At Erasmus High School, teachers recognized his draughtsmanship. After graduation, he completed a mural for the school on the subject of arts and sciences. Inspired by modern European movements, the mural attracted critical attention when exhibited at Raymond & Raymond Galleries before its permanent installation at the school.

==Career==

===Early recognition===
Castellón was introduced to Diego Rivera, who had an international reputation and was painting murals for Rockefeller Center. Rivera took an interest in the young man's work and brought Castellón's drawings to the attention of the director of the Weyhe Gallery, who subsequently gave the eighteen-year-old his first solo exhibition.

===European fellowship===
In 1934, with Rivera's help, Castellón was awarded a four-year fellowship, sponsored by the Spanish Government, to travel throughout Europe to study painting and printmaking. During this period, he began exhibiting his work in museums in France and Spain.

In 1935, Castellón participated in the Paris Exhibition of Spanish Artists that included Pablo Picasso, Juan Gris, and Joan Miró.

===Illustration and wartime work===
In 1937, Castellón returned to New York and began experimenting with lithography, using this medium to create illustrations for Edgar Allan Poe's allegorical tale, "The Masque of the Red Death". His illustration work included Bulfinch's Mythology, The Story of Marco Polo, and The Little Prince.

In 1940, Castellón received the first of two Guggenheim fellowships. His work continued to attract attention as he was included in exhibitions at the Museum of Modern Art, Whitney Museum of American Art, and Art Institute of Chicago.

Castellón became an American citizen in 1943. During World War II, he served with the OSS and was assigned to the Burma theater.

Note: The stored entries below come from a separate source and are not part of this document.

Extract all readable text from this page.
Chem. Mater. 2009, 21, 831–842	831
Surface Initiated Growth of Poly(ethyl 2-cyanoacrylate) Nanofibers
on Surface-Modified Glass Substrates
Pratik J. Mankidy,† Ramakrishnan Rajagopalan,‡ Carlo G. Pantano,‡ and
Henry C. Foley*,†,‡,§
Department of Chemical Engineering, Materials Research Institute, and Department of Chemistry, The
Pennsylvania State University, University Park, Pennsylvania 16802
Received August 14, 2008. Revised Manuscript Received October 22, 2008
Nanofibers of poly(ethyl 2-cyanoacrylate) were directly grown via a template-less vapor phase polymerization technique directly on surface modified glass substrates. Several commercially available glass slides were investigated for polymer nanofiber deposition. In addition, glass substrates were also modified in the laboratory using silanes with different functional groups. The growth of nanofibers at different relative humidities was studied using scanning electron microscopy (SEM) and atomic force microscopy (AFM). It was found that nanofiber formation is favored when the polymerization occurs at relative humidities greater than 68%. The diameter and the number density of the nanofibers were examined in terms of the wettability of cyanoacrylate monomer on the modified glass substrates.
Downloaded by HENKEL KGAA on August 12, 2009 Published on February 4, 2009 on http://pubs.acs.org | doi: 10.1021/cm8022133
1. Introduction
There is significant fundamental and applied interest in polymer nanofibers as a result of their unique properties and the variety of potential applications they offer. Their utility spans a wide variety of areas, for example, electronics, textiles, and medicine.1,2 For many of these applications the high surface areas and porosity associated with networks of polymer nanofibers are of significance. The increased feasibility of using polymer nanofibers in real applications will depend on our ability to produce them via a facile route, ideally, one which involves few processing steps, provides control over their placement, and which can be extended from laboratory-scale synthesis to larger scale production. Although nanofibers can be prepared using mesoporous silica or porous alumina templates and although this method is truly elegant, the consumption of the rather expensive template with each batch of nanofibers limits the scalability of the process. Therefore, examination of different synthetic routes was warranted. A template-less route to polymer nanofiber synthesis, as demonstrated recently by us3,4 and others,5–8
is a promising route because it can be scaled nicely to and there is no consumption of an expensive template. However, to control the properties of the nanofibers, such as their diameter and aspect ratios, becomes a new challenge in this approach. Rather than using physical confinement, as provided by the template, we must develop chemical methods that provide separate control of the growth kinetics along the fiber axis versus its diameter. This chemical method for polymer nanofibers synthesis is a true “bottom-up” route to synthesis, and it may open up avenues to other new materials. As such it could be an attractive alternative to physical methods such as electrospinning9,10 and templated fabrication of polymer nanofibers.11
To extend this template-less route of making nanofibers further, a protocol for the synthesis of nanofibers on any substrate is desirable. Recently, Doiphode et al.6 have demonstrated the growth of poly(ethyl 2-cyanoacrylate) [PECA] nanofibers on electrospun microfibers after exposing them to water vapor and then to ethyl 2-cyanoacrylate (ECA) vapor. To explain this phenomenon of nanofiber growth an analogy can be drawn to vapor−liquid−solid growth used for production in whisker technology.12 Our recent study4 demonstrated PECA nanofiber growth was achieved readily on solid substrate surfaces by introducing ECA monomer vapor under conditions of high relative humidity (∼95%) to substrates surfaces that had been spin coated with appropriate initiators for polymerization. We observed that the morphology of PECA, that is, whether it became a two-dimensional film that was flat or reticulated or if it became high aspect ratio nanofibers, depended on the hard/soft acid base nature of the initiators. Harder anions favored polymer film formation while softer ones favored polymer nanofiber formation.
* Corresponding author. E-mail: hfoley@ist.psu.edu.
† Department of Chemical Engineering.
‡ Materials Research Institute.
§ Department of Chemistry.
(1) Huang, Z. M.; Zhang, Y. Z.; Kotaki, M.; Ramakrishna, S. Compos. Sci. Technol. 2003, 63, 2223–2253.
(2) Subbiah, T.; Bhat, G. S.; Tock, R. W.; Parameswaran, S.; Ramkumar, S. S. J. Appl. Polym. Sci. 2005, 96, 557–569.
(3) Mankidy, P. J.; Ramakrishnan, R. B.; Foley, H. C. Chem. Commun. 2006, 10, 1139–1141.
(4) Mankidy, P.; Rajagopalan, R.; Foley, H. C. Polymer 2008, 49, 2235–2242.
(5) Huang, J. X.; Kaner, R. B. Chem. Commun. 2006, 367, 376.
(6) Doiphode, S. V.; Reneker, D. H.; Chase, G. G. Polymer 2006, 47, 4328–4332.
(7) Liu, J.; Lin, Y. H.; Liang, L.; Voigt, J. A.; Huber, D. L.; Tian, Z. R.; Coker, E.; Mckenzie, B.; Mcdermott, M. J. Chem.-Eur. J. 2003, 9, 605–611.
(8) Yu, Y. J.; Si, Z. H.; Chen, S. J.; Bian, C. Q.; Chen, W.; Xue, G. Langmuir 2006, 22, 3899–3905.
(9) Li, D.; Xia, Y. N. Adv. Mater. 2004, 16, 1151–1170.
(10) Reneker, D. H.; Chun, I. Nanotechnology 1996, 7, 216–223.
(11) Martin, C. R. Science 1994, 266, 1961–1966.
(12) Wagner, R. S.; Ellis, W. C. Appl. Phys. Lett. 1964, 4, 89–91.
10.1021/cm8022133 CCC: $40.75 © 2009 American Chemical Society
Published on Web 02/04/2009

Throughout the 1940s and 1950s, his work was informed by his travels: to China with the U.S. Army; to Italy on his second Guggenheim fellowship; and to Paris and Madrid, where he moved his family briefly while undertaking commissions from American periodicals, including The Epic of Man series for LIFE magazine.

In 1949, he was commissioned by the Print Club of Albany for its annual print.

===Teaching and later career===
Although his formal education ended with high school, Castellón taught at Teachers College, Columbia University, Pratt Institute, and Queens College. He was elected to membership in the National Academy of Design, was awarded a First Prize from the Library of Congress, and was a member of the Society of American Graphic Artists.

==Legacy==
Castellón died in 1971. A retrospective of his prints was held at the Allied Artists of America in 1978. In 1982, a retrospective exhibition of his work was held at Anderson & Anderson Master Prints (Loveland, Colorado). In 2004, his prints and paintings were exhibited at Emil Nelson Gallery (Denver, Colorado). In early 2010, Castellón's work was exhibited at the Kalamazoo Institute, along with the graphic work of Francisco Goya.

Although Castellón worked in virtually every medium, he remains best known for his early graphic work, particularly his lithographs and etchings, media in which he achieved mastery.